Efficient Extension of Context Window Sizes in Pretrained LLMs via Position Interpolation

Introduction

Expanding the context window sizes of LLMs, including the increasingly utilized LLaMA models, presents a computational and logistical challenge, particularly when aiming to embrace applications that necessitate processing extensive sequences. Traditional methodologies to enhance context window sizes involve extensive retraining, often requiring substantial compute resources. This paper introduces Position Interpolation (PI), a novel approach that enables the extension of context window sizes in RoPE-based pretrained LLMs, such as LLaMA, to unprecedented lengths (up to 32768 tokens), with minimal fine-tuning. Remarkably, models employing PI demonstrate proficiency in tasks demanding prolonged context, including LLMing and document summarization, while effectively preserving performance on tasks within the original context limit.

Methodology

Extended Context via Position Interpolation (PI)

The essence of PI lies in down-scaling input position indices to fit within the pre-existing context window limits of a model, thus bypassing the limitations of direct extrapolation methods, which have been shown to result in unstable attention scores. By interpolating the position encodings at neighboring integer positions, PI ensures that extended models can adapt to longer contexts with greater stability. This method retains the original architecture of the models, allowing for most pre-existing optimizations and infrastructure to be reused effectively.

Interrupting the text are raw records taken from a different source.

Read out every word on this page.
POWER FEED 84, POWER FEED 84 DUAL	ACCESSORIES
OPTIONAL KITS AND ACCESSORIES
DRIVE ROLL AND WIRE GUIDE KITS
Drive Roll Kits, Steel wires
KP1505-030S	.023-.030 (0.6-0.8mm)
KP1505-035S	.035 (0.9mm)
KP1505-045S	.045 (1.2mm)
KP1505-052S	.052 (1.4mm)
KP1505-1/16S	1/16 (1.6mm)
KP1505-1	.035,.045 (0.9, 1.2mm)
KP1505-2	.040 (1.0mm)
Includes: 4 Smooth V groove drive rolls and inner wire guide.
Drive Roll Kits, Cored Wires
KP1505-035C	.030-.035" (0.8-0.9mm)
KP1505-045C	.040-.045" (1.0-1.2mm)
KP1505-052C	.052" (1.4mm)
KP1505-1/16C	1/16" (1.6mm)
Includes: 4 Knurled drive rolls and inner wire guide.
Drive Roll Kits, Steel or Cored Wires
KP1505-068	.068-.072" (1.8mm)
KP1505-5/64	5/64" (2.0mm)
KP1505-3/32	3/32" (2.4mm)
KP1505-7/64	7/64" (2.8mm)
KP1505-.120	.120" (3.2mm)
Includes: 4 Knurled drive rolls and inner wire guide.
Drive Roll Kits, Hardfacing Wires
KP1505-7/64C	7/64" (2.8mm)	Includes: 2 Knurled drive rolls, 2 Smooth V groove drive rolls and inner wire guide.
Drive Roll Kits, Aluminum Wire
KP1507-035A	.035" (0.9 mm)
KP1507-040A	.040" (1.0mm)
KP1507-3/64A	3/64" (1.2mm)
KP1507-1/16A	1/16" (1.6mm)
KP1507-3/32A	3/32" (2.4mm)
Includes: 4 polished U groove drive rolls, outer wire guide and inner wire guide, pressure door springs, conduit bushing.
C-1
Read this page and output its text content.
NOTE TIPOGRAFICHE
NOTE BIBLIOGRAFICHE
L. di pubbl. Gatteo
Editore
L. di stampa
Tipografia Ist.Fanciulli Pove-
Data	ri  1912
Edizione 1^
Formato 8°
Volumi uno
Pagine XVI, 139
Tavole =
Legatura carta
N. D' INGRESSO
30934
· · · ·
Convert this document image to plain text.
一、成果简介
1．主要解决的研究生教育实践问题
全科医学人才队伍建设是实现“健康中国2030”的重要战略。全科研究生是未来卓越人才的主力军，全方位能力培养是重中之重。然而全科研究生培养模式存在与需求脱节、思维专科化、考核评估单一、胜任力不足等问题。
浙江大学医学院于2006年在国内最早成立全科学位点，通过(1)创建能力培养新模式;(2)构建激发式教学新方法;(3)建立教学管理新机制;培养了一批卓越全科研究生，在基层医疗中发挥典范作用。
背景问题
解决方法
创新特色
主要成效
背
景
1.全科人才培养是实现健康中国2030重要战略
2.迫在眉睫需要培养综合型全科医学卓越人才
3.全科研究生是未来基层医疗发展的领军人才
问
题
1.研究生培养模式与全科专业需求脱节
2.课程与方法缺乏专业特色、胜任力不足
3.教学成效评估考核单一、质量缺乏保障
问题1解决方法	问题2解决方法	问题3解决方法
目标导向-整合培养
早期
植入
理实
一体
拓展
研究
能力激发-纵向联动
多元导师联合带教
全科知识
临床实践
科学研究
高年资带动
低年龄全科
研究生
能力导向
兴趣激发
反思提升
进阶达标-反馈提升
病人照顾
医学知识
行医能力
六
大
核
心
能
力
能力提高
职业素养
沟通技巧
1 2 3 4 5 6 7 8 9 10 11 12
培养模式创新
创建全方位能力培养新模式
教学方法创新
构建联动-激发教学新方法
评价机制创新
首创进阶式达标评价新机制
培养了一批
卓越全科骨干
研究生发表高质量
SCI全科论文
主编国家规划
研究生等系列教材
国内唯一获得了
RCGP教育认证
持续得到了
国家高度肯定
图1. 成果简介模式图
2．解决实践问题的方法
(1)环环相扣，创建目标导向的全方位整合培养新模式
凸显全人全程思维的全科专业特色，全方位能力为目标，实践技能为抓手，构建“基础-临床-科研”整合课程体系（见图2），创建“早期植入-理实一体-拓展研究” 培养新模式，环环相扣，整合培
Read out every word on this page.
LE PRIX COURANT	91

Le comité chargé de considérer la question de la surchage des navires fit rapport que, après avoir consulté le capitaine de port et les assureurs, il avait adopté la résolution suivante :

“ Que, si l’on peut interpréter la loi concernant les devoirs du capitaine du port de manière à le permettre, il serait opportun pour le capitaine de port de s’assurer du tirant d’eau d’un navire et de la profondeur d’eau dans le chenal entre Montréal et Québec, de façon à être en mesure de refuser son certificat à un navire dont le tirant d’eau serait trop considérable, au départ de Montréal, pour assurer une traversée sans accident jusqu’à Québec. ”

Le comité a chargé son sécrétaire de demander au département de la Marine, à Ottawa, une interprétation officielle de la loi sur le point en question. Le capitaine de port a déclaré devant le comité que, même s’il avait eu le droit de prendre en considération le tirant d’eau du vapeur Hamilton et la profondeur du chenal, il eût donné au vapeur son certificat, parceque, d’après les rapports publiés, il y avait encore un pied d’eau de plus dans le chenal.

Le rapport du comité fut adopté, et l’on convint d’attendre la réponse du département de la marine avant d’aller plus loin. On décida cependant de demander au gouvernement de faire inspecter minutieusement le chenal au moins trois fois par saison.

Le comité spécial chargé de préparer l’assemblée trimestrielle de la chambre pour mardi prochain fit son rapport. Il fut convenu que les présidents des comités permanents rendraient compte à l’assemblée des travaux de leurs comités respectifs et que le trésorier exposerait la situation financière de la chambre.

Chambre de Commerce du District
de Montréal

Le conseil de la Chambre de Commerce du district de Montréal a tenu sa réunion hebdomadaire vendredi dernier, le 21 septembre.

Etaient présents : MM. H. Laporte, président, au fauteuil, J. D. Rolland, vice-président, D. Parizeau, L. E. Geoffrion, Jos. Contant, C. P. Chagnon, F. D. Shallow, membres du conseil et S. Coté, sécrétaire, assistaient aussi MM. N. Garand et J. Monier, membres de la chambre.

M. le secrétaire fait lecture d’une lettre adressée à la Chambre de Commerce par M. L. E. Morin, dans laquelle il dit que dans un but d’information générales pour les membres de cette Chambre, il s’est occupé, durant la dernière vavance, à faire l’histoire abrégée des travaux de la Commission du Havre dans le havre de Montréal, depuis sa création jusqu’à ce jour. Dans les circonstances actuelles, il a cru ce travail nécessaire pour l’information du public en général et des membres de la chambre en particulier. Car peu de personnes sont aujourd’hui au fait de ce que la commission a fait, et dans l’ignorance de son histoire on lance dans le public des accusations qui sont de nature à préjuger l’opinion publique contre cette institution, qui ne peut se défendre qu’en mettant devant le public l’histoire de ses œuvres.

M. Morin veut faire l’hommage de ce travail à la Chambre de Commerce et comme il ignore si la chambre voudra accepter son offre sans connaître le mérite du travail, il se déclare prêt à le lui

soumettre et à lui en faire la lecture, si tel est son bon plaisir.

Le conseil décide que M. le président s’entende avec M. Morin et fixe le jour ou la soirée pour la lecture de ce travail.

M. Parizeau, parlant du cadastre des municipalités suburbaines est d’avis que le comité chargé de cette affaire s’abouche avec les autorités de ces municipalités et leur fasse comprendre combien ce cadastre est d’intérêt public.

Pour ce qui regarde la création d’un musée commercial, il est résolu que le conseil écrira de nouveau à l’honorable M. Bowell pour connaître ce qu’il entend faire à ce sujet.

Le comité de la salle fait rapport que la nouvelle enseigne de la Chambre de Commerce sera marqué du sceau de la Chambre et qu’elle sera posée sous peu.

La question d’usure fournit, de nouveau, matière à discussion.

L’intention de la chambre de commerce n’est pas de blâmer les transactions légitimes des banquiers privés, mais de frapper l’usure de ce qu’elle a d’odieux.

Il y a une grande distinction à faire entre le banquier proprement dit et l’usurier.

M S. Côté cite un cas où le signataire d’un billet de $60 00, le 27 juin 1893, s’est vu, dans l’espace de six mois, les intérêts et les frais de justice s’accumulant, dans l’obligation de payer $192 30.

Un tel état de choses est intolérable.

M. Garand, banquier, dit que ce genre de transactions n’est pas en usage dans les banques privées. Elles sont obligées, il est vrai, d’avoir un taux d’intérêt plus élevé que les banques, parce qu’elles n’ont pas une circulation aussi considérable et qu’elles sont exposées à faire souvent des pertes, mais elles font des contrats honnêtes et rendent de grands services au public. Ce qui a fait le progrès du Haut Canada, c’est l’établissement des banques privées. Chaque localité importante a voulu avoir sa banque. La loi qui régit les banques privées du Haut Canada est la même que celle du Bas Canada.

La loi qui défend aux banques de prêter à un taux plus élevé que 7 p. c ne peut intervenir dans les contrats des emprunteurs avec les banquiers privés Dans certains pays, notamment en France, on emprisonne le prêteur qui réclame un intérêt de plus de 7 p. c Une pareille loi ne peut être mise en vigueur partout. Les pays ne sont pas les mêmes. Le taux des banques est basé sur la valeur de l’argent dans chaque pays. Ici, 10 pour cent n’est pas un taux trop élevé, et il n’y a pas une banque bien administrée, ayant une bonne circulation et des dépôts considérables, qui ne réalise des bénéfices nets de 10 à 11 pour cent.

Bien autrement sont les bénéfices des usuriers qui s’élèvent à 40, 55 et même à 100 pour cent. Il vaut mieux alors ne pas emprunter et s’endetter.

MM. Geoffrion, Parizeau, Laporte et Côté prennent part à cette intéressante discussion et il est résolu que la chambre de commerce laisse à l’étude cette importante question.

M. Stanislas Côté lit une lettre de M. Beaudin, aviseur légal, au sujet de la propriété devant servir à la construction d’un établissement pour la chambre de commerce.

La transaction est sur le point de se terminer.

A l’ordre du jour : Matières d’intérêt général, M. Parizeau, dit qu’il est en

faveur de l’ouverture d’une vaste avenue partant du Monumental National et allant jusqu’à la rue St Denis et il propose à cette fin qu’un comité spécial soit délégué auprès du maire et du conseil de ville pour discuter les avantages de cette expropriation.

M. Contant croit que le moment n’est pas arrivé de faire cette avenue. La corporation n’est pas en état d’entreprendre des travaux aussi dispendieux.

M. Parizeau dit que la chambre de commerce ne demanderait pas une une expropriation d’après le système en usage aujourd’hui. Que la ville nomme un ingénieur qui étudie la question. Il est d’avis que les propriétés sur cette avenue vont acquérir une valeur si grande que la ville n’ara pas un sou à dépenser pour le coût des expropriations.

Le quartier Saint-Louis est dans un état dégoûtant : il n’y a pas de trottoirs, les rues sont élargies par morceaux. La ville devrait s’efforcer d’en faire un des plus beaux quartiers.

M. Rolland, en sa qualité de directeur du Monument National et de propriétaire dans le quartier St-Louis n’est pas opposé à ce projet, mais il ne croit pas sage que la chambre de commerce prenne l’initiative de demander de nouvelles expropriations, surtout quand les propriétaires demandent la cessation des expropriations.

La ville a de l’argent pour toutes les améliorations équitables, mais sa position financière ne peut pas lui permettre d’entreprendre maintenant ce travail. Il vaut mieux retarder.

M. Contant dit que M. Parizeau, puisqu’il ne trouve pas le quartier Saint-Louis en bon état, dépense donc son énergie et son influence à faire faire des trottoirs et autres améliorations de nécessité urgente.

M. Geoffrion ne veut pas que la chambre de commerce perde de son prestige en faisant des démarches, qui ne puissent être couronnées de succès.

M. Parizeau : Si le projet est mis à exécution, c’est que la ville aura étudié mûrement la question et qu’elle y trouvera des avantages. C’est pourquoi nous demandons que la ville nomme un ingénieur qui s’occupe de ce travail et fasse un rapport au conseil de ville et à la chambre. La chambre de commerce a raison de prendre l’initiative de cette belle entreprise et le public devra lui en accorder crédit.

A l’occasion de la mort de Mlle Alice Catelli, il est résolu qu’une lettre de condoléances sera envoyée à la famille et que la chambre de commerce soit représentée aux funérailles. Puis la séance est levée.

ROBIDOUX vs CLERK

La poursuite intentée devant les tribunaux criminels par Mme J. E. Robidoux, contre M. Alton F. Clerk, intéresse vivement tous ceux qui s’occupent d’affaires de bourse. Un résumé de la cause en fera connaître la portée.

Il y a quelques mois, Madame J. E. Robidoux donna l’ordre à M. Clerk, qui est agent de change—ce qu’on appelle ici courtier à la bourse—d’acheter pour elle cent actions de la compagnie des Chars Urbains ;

Theoretical Underpinnings and Empirical Validation

The theoretical investigation of PI unveils that the upper bound of interpolated attention score is substantially smaller (~600 times in the context of the LLaMA 7B model) than that of extrapolated attention scores, establishing the stability of this method. Empirically, LLaMA models extended via PI exhibit improved perplexity on long context tasks, thereby validating the theoretical propositions.

Experimental Results

Extending the LLaMA models' context window to sizes up to 32768 via PI requires minimal fine-tuning steps (~1000 steps) on the Pile dataset. This process incurs negligible costs compared to pre-training efforts. The extended models, through various context window sizes, demonstrated not only proficiency in handling tasks requiring extended contexts but also maintained relative performance on tasks designed for shorter contexts.

In particular, for tasks such as LLMing and long document summarization, the models showed significant gains in perplexity and competitive performance, respectively, when evaluated against established benchmarks. The ability of models extended via PI to rapidly adapt to longer sequences during fine-tuning stages was notably demonstrated through a synthetic evaluation task of passkey retrieval, suggesting these models can effectively utilize the extended context window.

Implications and Future Directions

The introduction of Position Interpolation as a method to extend context windows of LLMs paves the way for broader application of these models without the need for extensive retraining or architectural modifications. The paper's findings shed light on the inherent flexibility of Transformer models to adapt to extended sequences, thus potentially expanding the horizon for LLM applications in processing long documents or conducting extended conversations. Looking forward, the application of PI to models with different types of positional encodings could further diversify its utility across various LLM architectures, making it a universal tool for context window extension. This research also opens up avenues for exploring other methods of reducing interpolation/extrapolation bounds, which can enrich the existing toolkit for enhancing the capacity of LLMs.

Conclusion

Position Interpolation presents an efficient and theoretically grounded method for extending the context window sizes of pretrained LLMs with minimal fine-tuning. Its practicality, coupled with the ability to reuse existing infrastructure, positions PI as an attractive solution for leveraging the capabilities of LLMs across a wider range of applications that require processing long sequences of text.